Une escapade à cheval dans le pays des cow-boys italiens


Dans le roman d’Italo Calvino de 1957, Le baron dans les arbres, le principal protagoniste du livre, le fils d’un noble italien appelé Cosimo, grimpe dans un arbre du jardin familial. Il grimpe à travers les branches dans la forêt au-delà, pour vivre ses aventures dans la canopée, courant des chênes aux oliviers en passant par les hêtres dans un pays des merveilles enfantin. C’est à la fois un conte de fées et une parabole, et une élégie à un paradis arboricole avant de l’abattre. « Je ne sais pas s’il est vrai que, comme vous l’avez lu dans les livres, autrefois un singe qui quittait Rome en sautant d’arbre en arbre pouvait atteindre l’Espagne sans toucher le sol », observe le narrateur du livre.

j’ai d’abord lu Le baron dans les arbres il y a quelques années, et cela m’a profondément affecté à une époque où l’anxiété environnementale dominait l’actualité. Ce voyage que je fais en Italie, pour le meilleur ou pour le pire, ressemble à une brève évasion de ce malaise climatique.

La Maremme s’étend le long de la côte ouest de l’Italie centrale, englobant une partie du Latium et une partie du sud de la Toscane. Il est connu pour son parc naturel protégé, ses marais récupérés et ses collines basses ou pogi. Au nord de la ville de Grosseto, la forêt s’étend sur ces collines pour flanquer le domaine rural du XVIe siècle de La Pescaia où je séjourne. Alors que je serpente dans les bois à califourchon sur un puissant cheval noir Maremmano, le paysage fictif de Calvino revient avec une curieuse réalité, comme si c’était hier seulement que j’étais tenu dans l’emprise de son conteur.

Le feuillage est encore jeune et le pollen flotte dans l’air. Une vive impulsion de soleil danse entre les feuilles des chênes verts. Cerfs et sangliers se frayent un chemin dans les sous-bois en s’efforçant de se cacher.

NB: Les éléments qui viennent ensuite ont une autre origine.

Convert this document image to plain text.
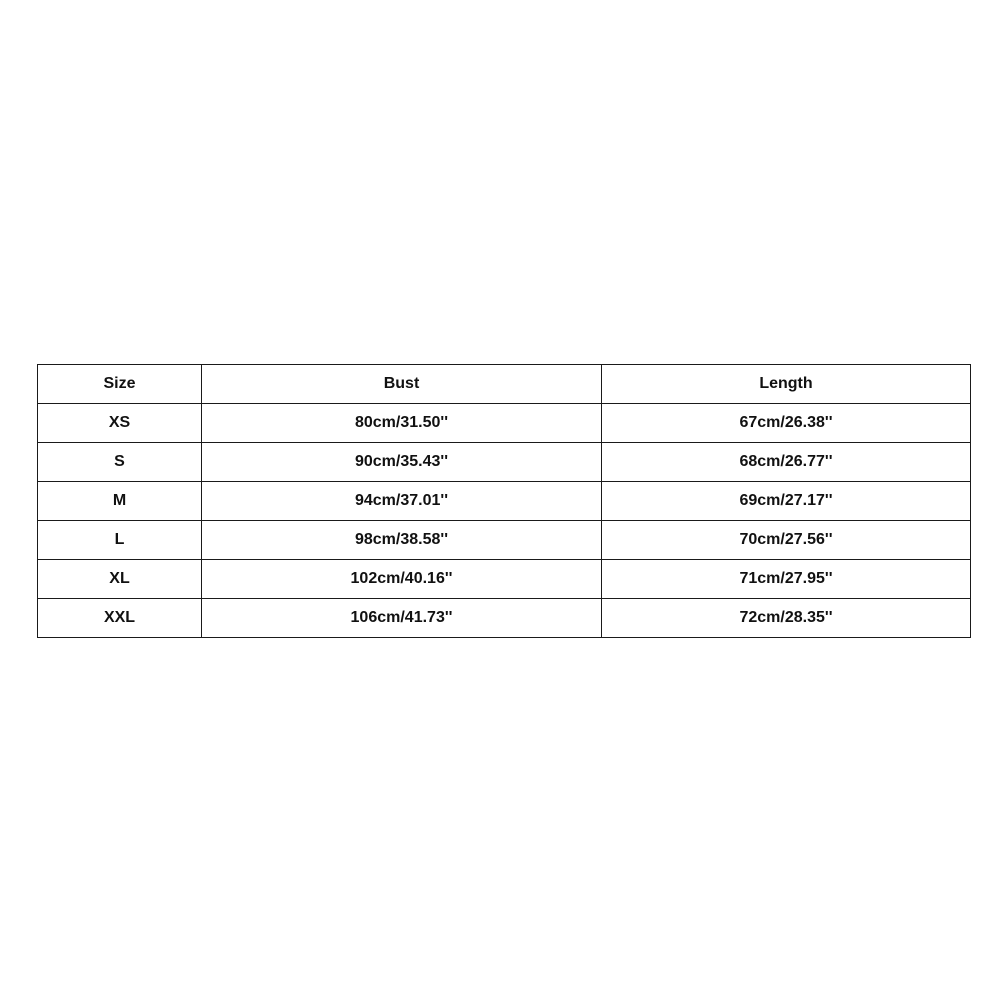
Size	Bust	Length
XS	80cm/31.50''	67cm/26.38''
S	90cm/35.43''	68cm/26.77''
M	94cm/37.01''	69cm/27.17''
L	98cm/38.58''	70cm/27.56''
XL	102cm/40.16''	71cm/27.95''
XXL	106cm/41.73''	72cm/28.35''
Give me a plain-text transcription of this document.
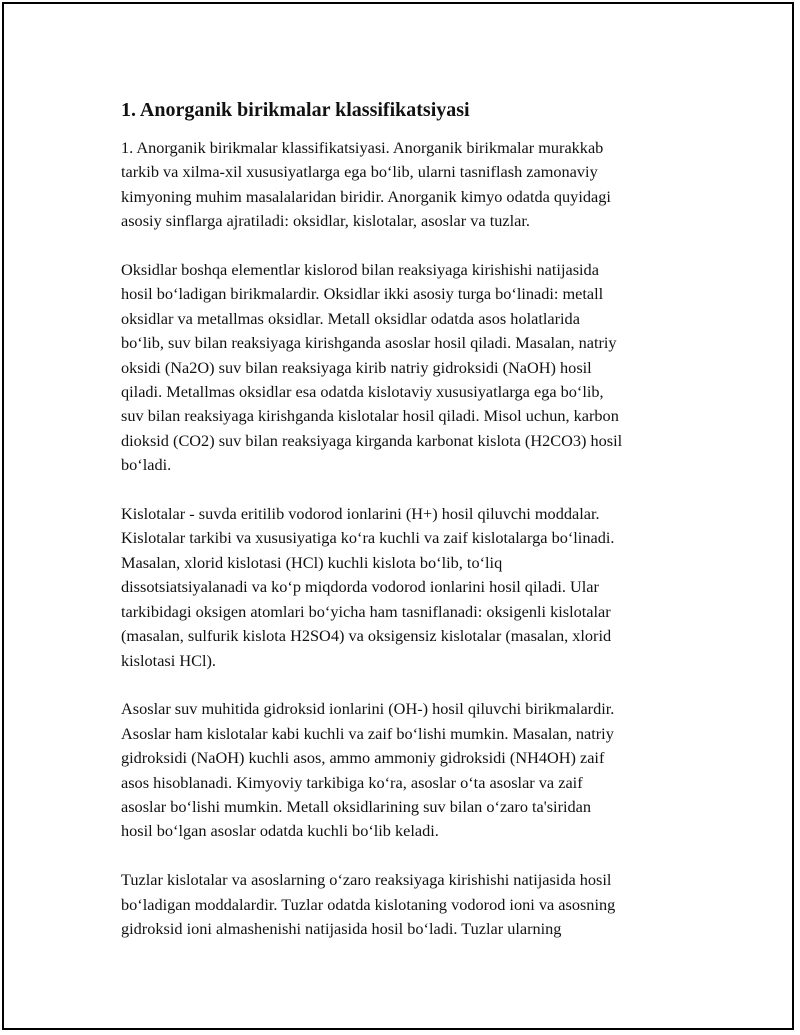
1. Anorganik birikmalar klassifikatsiyasi

1. Anorganik birikmalar klassifikatsiyasi. Anorganik birikmalar murakkab
tarkib va xilma-xil xususiyatlarga ega bo‘lib, ularni tasniflash zamonaviy
kimyoning muhim masalalaridan biridir. Anorganik kimyo odatda quyidagi
asosiy sinflarga ajratiladi: oksidlar, kislotalar, asoslar va tuzlar.

Oksidlar boshqa elementlar kislorod bilan reaksiyaga kirishishi natijasida
hosil bo‘ladigan birikmalardir. Oksidlar ikki asosiy turga bo‘linadi: metall
oksidlar va metallmas oksidlar. Metall oksidlar odatda asos holatlarida
bo‘lib, suv bilan reaksiyaga kirishganda asoslar hosil qiladi. Masalan, natriy
oksidi (Na2O) suv bilan reaksiyaga kirib natriy gidroksidi (NaOH) hosil
qiladi. Metallmas oksidlar esa odatda kislotaviy xususiyatlarga ega bo‘lib,
suv bilan reaksiyaga kirishganda kislotalar hosil qiladi. Misol uchun, karbon
dioksid (CO2) suv bilan reaksiyaga kirganda karbonat kislota (H2CO3) hosil
bo‘ladi.

Kislotalar - suvda eritilib vodorod ionlarini (H+) hosil qiluvchi moddalar.
Kislotalar tarkibi va xususiyatiga ko‘ra kuchli va zaif kislotalarga bo‘linadi.
Masalan, xlorid kislotasi (HCl) kuchli kislota bo‘lib, to‘liq
dissotsiatsiyalanadi va ko‘p miqdorda vodorod ionlarini hosil qiladi. Ular
tarkibidagi oksigen atomlari bo‘yicha ham tasniflanadi: oksigenli kislotalar
(masalan, sulfurik kislota H2SO4) va oksigensiz kislotalar (masalan, xlorid
kislotasi HCl).

Asoslar suv muhitida gidroksid ionlarini (OH-) hosil qiluvchi birikmalardir.
Asoslar ham kislotalar kabi kuchli va zaif bo‘lishi mumkin. Masalan, natriy
gidroksidi (NaOH) kuchli asos, ammo ammoniy gidroksidi (NH4OH) zaif
asos hisoblanadi. Kimyoviy tarkibiga ko‘ra, asoslar o‘ta asoslar va zaif
asoslar bo‘lishi mumkin. Metall oksidlarining suv bilan o‘zaro ta'siridan
hosil bo‘lgan asoslar odatda kuchli bo‘lib keladi.

Tuzlar kislotalar va asoslarning o‘zaro reaksiyaga kirishishi natijasida hosil
bo‘ladigan moddalardir. Tuzlar odatda kislotaning vodorod ioni va asosning
gidroksid ioni almashenishi natijasida hosil bo‘ladi. Tuzlar ularning
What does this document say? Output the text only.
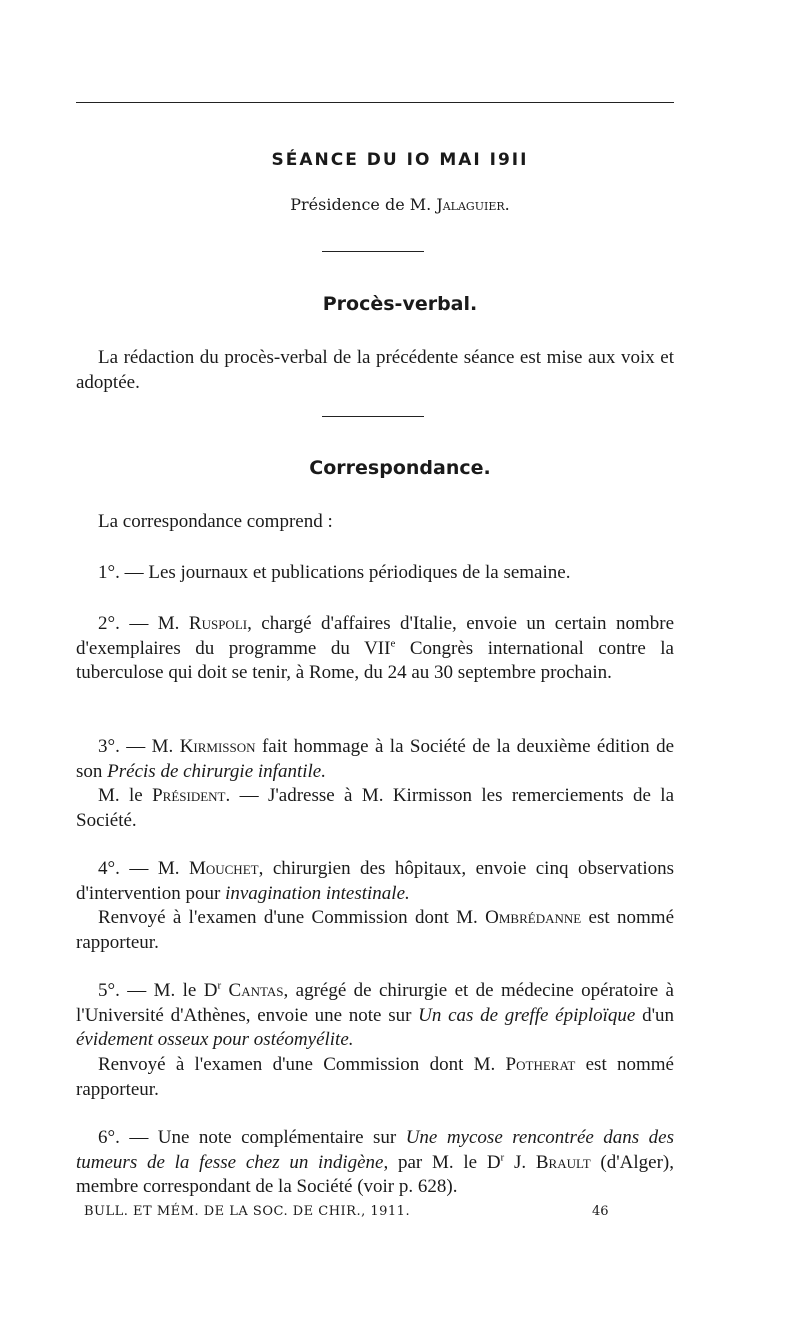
SÉANCE DU IO MAI I9II
Présidence de M. Jalaguier.
Procès-verbal.
La rédaction du procès-verbal de la précédente séance est mise aux voix et adoptée.
Correspondance.
La correspondance comprend :
1°. — Les journaux et publications périodiques de la semaine.
2°. — M. Ruspoli, chargé d'affaires d'Italie, envoie un certain nombre d'exemplaires du programme du VIIe Congrès international contre la tuberculose qui doit se tenir, à Rome, du 24 au 30 septembre prochain.
3°. — M. Kirmisson fait hommage à la Société de la deuxième édition de son Précis de chirurgie infantile.
M. le Président. — J'adresse à M. Kirmisson les remerciements de la Société.
4°. — M. Mouchet, chirurgien des hôpitaux, envoie cinq observations d'intervention pour invagination intestinale.
Renvoyé à l'examen d'une Commission dont M. Ombrédanne est nommé rapporteur.
5°. — M. le $D^r$ Cantas, agrégé de chirurgie et de médecine opératoire à l'Université d'Athènes, envoie une note sur Un cas de greffe épiploïque d'un évidement osseux pour ostéomyélite.
Renvoyé à l'examen d'une Commission dont M. Potherat est nommé rapporteur.
6°. — Une note complémentaire sur Une mycose rencontrée dans des tumeurs de la fesse chez un indigène, par M. le $D^r$ J. Brault (d'Alger), membre correspondant de la Société (voir p. 628).
BULL. ET MÉM. DE LA SOC. DE CHIR., 1911.	46
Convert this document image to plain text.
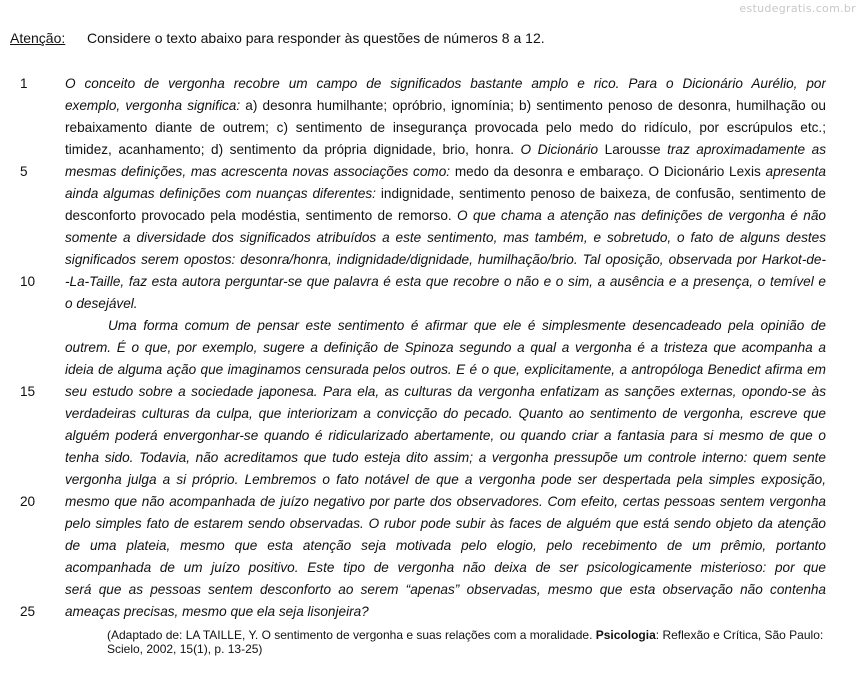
estudegratis.com.br
Atenção: Considere o texto abaixo para responder às questões de números 8 a 12.
1	O conceito de vergonha recobre um campo de significados bastante amplo e rico. Para o Dicionário Aurélio, por
exemplo, vergonha significa: a) desonra humilhante; opróbrio, ignomínia; b) sentimento penoso de desonra, humilhação ou
rebaixamento diante de outrem; c) sentimento de insegurança provocada pelo medo do ridículo, por escrúpulos etc.;
timidez, acanhamento; d) sentimento da própria dignidade, brio, honra. O Dicionário Larousse traz aproximadamente as
5	mesmas definições, mas acrescenta novas associações como: medo da desonra e embaraço. O Dicionário Lexis apresenta
ainda algumas definições com nuanças diferentes: indignidade, sentimento penoso de baixeza, de confusão, sentimento de
desconforto provocado pela modéstia, sentimento de remorso. O que chama a atenção nas definições de vergonha é não
somente a diversidade dos significados atribuídos a este sentimento, mas também, e sobretudo, o fato de alguns destes
significados serem opostos: desonra/honra, indignidade/dignidade, humilhação/brio. Tal oposição, observada por Harkot-de-
10	-La-Taille, faz esta autora perguntar-se que palavra é esta que recobre o não e o sim, a ausência e a presença, o temível e
o desejável.
Uma forma comum de pensar este sentimento é afirmar que ele é simplesmente desencadeado pela opinião de
outrem. É o que, por exemplo, sugere a definição de Spinoza segundo a qual a vergonha é a tristeza que acompanha a
ideia de alguma ação que imaginamos censurada pelos outros. E é o que, explicitamente, a antropóloga Benedict afirma em
15	seu estudo sobre a sociedade japonesa. Para ela, as culturas da vergonha enfatizam as sanções externas, opondo-se às
verdadeiras culturas da culpa, que interiorizam a convicção do pecado. Quanto ao sentimento de vergonha, escreve que
alguém poderá envergonhar-se quando é ridicularizado abertamente, ou quando criar a fantasia para si mesmo de que o
tenha sido. Todavia, não acreditamos que tudo esteja dito assim; a vergonha pressupõe um controle interno: quem sente
vergonha julga a si próprio. Lembremos o fato notável de que a vergonha pode ser despertada pela simples exposição,
20	mesmo que não acompanhada de juízo negativo por parte dos observadores. Com efeito, certas pessoas sentem vergonha
pelo simples fato de estarem sendo observadas. O rubor pode subir às faces de alguém que está sendo objeto da atenção
de uma plateia, mesmo que esta atenção seja motivada pelo elogio, pelo recebimento de um prêmio, portanto
acompanhada de um juízo positivo. Este tipo de vergonha não deixa de ser psicologicamente misterioso: por que
será que as pessoas sentem desconforto ao serem “apenas” observadas, mesmo que esta observação não contenha
25	ameaças precisas, mesmo que ela seja lisonjeira?
(Adaptado de: LA TAILLE, Y. O sentimento de vergonha e suas relações com a moralidade. Psicologia: Reflexão e Crítica, São Paulo: Scielo, 2002, 15(1), p. 13-25)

Le Convento di San Benedetto alla Nave, un ancien ermitage dans une clairière © Sophy Roberts

Depuis cinq heures, depuis que nous sommes partis de l’écurie de La Pescaia, nous n’avons entendu aucune voiture et vu personne. Notre destination est un ancien ermitage dans une clairière, le Convento di San Benedetto alla Nave, où, parmi les murs en ruine, il y a des jets de romarin de ce qui était le potager. Nous nous cachons sous les cimes des arbres fruitiers non taillés qui sont devenus trop grands pour leur verger et cueillons des figues qui grossissent contre des escaliers brisés. Les chevaux étanchent leur soif à l’eau de source. Je me repose à l’ombre parmi les oiseaux.

GM040612_22X VOYAGE Maremme Italie

C’est pour ça que je suis venu – une courte pause loin des fardeaux d’un monde qui s’assombrit, pour la nostalgie et la nature, absorbé au rythme d’une foulée de cheval. Je suis ici avec ma soeur. Lorsque nous roulons, nous pouvons entrer et sortir de la conversation, sans intensité. Personne ne peut nous joindre, ce qui me ramène à mon enfance en Ecosse. Quand nous étions jeunes, nous disparaissions dans les bois, ne respectant jamais tout à fait le chemin que nous avions promis à notre mère. C’est ce sentiment de liberté et d’intrusion auquel je suis heureux de revenir, au cœur du pays du cheval italien où la Maremme traditionnelle beurre (cowboys) s’accrochent à l’ancien mode de vie.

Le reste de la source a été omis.